サックスの観察によると、そのように失語状態や痴呆状態に陥っていた人間を思わず甦らせ、また身体まで動かす音楽では、リズムとテンポという音楽のビート(拍子)の部分が重要らしい。人間の神経系は音楽のビートに思わず反応してしまう。小さな子どもを見ていると、じっさいに鳴っている音楽もしくは想像のなかで鳴っている音楽に合わせてダンスする。これは類人猿には絶対に見られない。

またこの場合、メトロノームのような単純な反復信号ではうまくいかない。機械的行進のような動きは引き出せても、即興的な自由さや優雅な動きはでてこないからである。
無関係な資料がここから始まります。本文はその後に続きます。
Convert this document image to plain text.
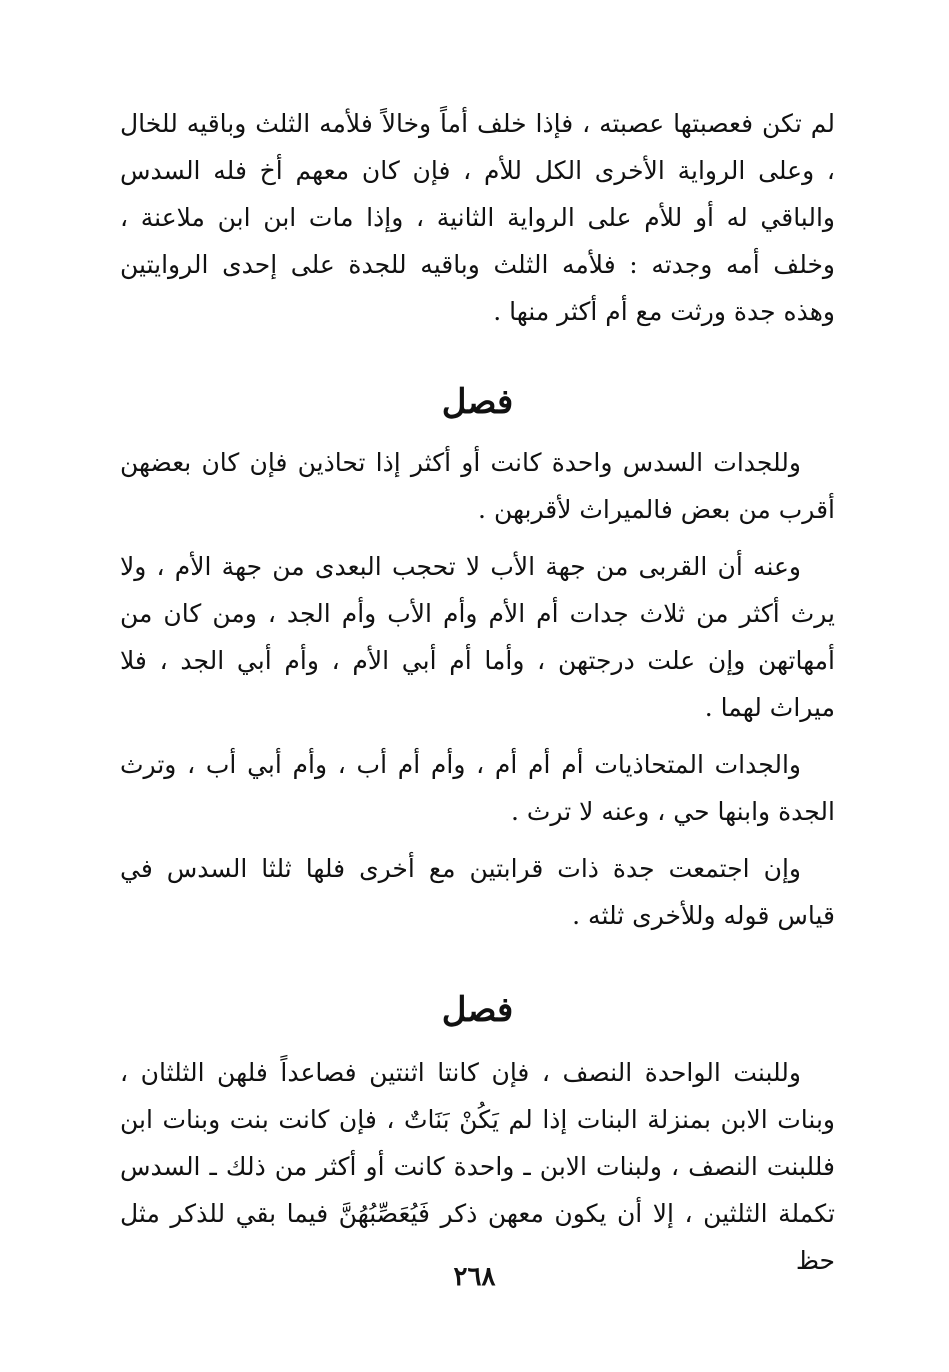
لم تكن فعصبتها عصبته ، فإذا خلف أماً وخالاً فلأمه الثلث وباقيه للخال ، وعلى الرواية الأخرى الكل للأم ، فإن كان معهم أخ فله السدس والباقي له أو للأم على الرواية الثانية ، وإذا مات ابن ابن ملاعنة ، وخلف أمه وجدته : فلأمه الثلث وباقيه للجدة على إحدى الروايتين وهذه جدة ورثت مع أم أكثر منها .

فصل

وللجدات السدس واحدة كانت أو أكثر إذا تحاذين فإن كان بعضهن أقرب من بعض فالميراث لأقربهن .

وعنه أن القربى من جهة الأب لا تحجب البعدى من جهة الأم ، ولا يرث أكثر من ثلاث جدات أم الأم وأم الأب وأم الجد ، ومن كان من أمهاتهن وإن علت درجتهن ، وأما أم أبي الأم ، وأم أبي الجد ، فلا ميراث لهما .

والجدات المتحاذيات أم أم أم ، وأم أم أب ، وأم أبي أب ، وترث الجدة وابنها حي ، وعنه لا ترث .

وإن اجتمعت جدة ذات قرابتين مع أخرى فلها ثلثا السدس في قياس قوله وللأخرى ثلثه .

فصل

وللبنت الواحدة النصف ، فإن كانتا اثنتين فصاعداً فلهن الثلثان ، وبنات الابن بمنزلة البنات إذا لم يَكُنْ بَنَاتٌ ، فإن كانت بنت وبنات ابن فللبنت النصف ، ولبنات الابن ـ واحدة كانت أو أكثر من ذلك ـ السدس تكملة الثلثين ، إلا أن يكون معهن ذكر فَيُعَصِّبُهُنَّ فيما بقي للذكر مثل حظ

٢٦٨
それは音楽のリズムと動きが内面化される必要があるからだろうというのが、サックスの考えである。おもしろい。

サックスは、音楽がいかに人間の閉じ込められた欲望や記憶を体から解放し、人間に落ち着いたまとまりというものをもたらし、人間どうしを繋ぐ役割を果たしているかを、その著書で繰り返し強調しているそうだ。またこのインタビューでも、フロイトは人間の生というものを、緊張としてとらえすぎている、人間の生で音楽を聴いているときに訪れる平和な時間、穏やかな状態というものをもっと重視するべきではないだろうかと、語っている。サックスは自身うつ病を持っているのだが、そういう状態のときは、シューベルトの歌曲を聴くことにしているのだという。その時間がかれに、深い安らぎを与えるのだろう。
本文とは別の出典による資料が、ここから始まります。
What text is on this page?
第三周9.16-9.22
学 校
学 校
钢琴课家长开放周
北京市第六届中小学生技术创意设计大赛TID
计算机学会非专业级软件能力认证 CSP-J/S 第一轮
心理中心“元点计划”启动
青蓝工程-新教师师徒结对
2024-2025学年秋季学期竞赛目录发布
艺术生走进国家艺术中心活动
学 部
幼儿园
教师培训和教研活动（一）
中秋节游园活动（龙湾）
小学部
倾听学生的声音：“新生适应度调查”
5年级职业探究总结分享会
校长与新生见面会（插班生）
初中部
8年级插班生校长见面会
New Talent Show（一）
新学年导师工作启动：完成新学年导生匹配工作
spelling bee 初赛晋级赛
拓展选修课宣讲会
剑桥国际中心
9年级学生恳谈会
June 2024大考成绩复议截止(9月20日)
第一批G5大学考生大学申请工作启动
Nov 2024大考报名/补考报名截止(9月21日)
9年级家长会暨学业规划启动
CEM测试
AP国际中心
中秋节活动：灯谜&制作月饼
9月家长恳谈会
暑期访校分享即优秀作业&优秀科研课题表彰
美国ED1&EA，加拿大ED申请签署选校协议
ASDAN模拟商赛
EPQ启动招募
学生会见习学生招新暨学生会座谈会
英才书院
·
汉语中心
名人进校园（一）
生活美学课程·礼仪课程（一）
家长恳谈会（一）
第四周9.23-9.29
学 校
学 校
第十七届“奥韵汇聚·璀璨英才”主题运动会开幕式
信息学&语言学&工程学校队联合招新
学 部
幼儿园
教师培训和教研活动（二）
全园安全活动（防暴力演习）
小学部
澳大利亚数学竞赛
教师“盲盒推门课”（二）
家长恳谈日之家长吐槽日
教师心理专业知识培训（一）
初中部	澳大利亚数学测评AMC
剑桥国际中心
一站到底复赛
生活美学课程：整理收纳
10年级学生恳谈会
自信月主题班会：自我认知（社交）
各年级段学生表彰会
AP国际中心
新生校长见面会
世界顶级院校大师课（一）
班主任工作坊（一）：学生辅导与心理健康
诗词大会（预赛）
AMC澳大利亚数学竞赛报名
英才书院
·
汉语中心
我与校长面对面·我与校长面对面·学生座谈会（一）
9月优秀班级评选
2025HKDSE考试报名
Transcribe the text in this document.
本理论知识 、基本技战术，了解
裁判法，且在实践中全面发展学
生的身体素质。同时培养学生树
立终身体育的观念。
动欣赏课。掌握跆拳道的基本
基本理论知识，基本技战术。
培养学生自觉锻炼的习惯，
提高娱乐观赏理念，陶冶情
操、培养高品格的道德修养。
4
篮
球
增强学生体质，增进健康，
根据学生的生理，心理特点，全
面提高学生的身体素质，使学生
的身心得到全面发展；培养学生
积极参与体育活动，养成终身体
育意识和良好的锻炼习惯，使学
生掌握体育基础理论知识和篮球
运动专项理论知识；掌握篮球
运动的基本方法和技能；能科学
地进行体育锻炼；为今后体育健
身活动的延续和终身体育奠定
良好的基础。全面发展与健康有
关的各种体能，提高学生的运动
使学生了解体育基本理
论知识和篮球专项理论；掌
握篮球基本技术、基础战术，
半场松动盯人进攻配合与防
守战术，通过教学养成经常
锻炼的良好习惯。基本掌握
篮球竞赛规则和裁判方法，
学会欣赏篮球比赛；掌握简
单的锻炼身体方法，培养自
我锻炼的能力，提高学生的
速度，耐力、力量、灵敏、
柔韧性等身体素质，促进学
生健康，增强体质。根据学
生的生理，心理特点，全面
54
この話はよく分かる。私も、シューベルトシューマンが得意レパートリーのオランダの女性歌手のエリー・アメリンクを、学生のころからずっと好きだから。引退公演まで、彼女が来日するたびに必ず聴きに行った。

CDも愛聴盤だ。

サックスのこの話を聞くと、人が好きな音楽を持つということの大切さが、これまで以上に分かるだろう。
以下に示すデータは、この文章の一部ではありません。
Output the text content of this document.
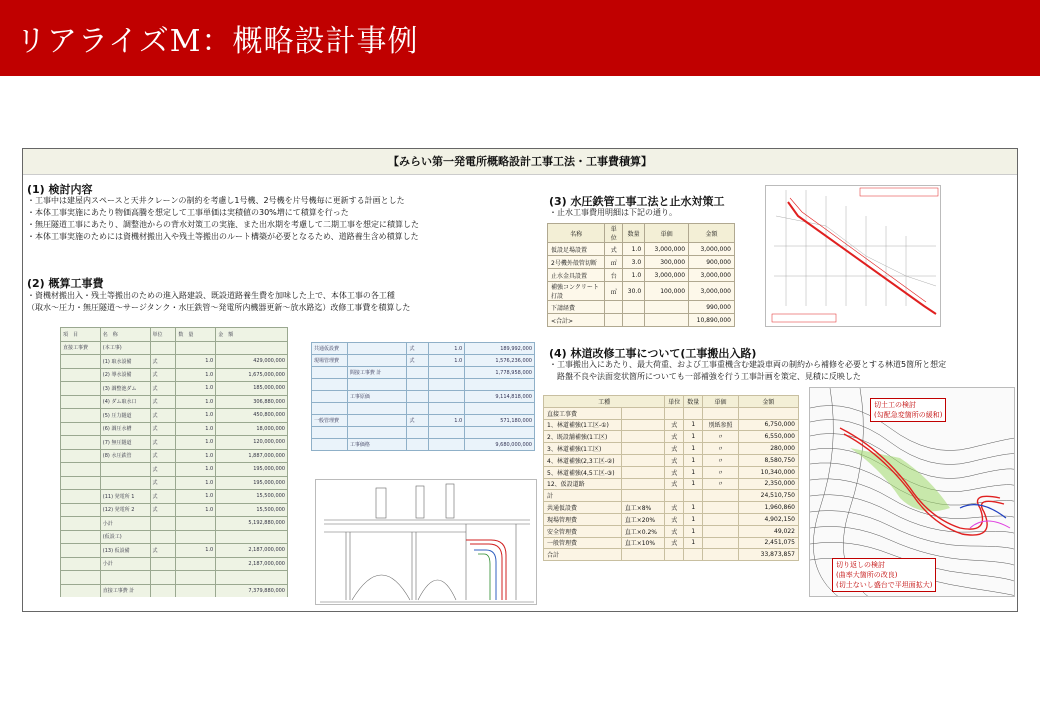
リアライズM：概略設計事例
【みらい第一発電所概略設計工事工法・工事費積算】
(1) 検討内容
・工事中は建屋内スペースと天井クレーンの制約を考慮し1号機、2号機を片号機毎に更新する計画とした
・本体工事実施にあたり物価高騰を想定して工事単価は実積値の30%増にて積算を行った
・無圧隧道工事にあたり、調整池からの背水対策工の実施、また出水期を考慮して二期工事を想定に積算した
・本体工事実施のためには資機材搬出入や残土等搬出のルート構築が必要となるため、道路養生含め積算した
(2) 概算工事費
・資機材搬出入・残土等搬出のための進入路建設、既設道路養生費を加味した上で、本体工事の各工種
（取水～圧力・無圧隧道～サージタンク・水圧鉄管～発電所内機器更新～放水路迄）改修工事費を積算した
項　目	名　称	単位	数　量	金　額
直接工事費	(本工事)			
	(1) 取水設備	式	1.0	429,000,000
	(2) 導水設備	式	1.0	1,675,000,000
	(3) 調整池ダム	式	1.0	185,000,000
	(4) ダム取水口	式	1.0	306,880,000
	(5) 圧力隧道	式	1.0	450,800,000
	(6) 調圧水槽	式	1.0	18,000,000
	(7) 無圧隧道	式	1.0	120,000,000
	(8) 水圧鉄管	式	1.0	1,887,000,000
		式	1.0	195,000,000
		式	1.0	195,000,000
	(11) 発電所 1	式	1.0	15,500,000
	(12) 発電所 2	式	1.0	15,500,000
	小計			5,192,880,000
	(仮設工)			
	(13) 仮設備	式	1.0	2,187,000,000
	小計			2,187,000,000

	直接工事費 計			7,379,880,000
共通仮設費		式	1.0	189,992,000
現場管理費		式	1.0	1,576,236,000
	間接工事費 計			1,778,958,000

	工事原価			9,114,818,000

一般管理費		式	1.0	571,180,000

	工事価格			9,680,000,000
(3) 水圧鉄管工事工法と止水対策工
・止水工事費用明細は下記の通り。
名称	単位	数量	単価	金額
仮設足場設置	式	1.0	3,000,000	3,000,000
2号機外殻管切断	㎡	3.0	300,000	900,000
止水金具設置	台	1.0	3,000,000	3,000,000
補強コンクリート打設	㎥	30.0	100,000	3,000,000
下請経費				990,000
<合計>				10,890,000
(4) 林道改修工事について(工事搬出入路)
・工事搬出入にあたり、最大荷重、および工事重機含む建設車両の制約から補修を必要とする林道5箇所と想定
　路盤不良や法面変状箇所についても一部補強を行う工事計画を策定、見積に反映した
工種		単位	数量	単価	金額
直接工事費					
1、林道補強(1工区-①)		式	1	別紙参照	6,750,000
2、既設舗補強(1工区)		式	1	〃	6,550,000
3、林道補強(1工区)		式	1	〃	280,000
4、林道補強(2,3工区-②)		式	1	〃	8,580,750
5、林道補強(4,5工区-③)		式	1	〃	10,340,000
12、仮設道路		式	1	〃	2,350,000
計					24,510,750
共通仮設費	直工×8%	式	1		1,960,860
現場管理費	直工×20%	式	1		4,902,150
安全管理費	直工×0.2%	式	1		49,022
一般管理費	直工×10%	式	1		2,451,075
合計					33,873,857
切土工の検討
(勾配急変箇所の緩和)
切り返しの検討
(曲率大箇所の改良)
(切土ないし盛台で平坦面拡大)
たしかに、人類が古代からどの地のどの民族でも言葉や舞踊とともに音楽を持ち、しかもそれは脳のなかで言語とは別の領域で司られ、ほかの部分が失われてしまった状態の人間にも、記憶や感情を喚起させるものであることを知ると、あらためて、音楽というものの、深い力を、思い知る。

人間は、なぜ音楽を、手にしたのだろう?

人間に音楽が不可欠であることは、何を意味するのだろう?

人間が人間であることに、音楽はどのように深くかかわっているのだろう?

オリバー・サックスのインタビューから、われわれはそのような問いを喚起させられる。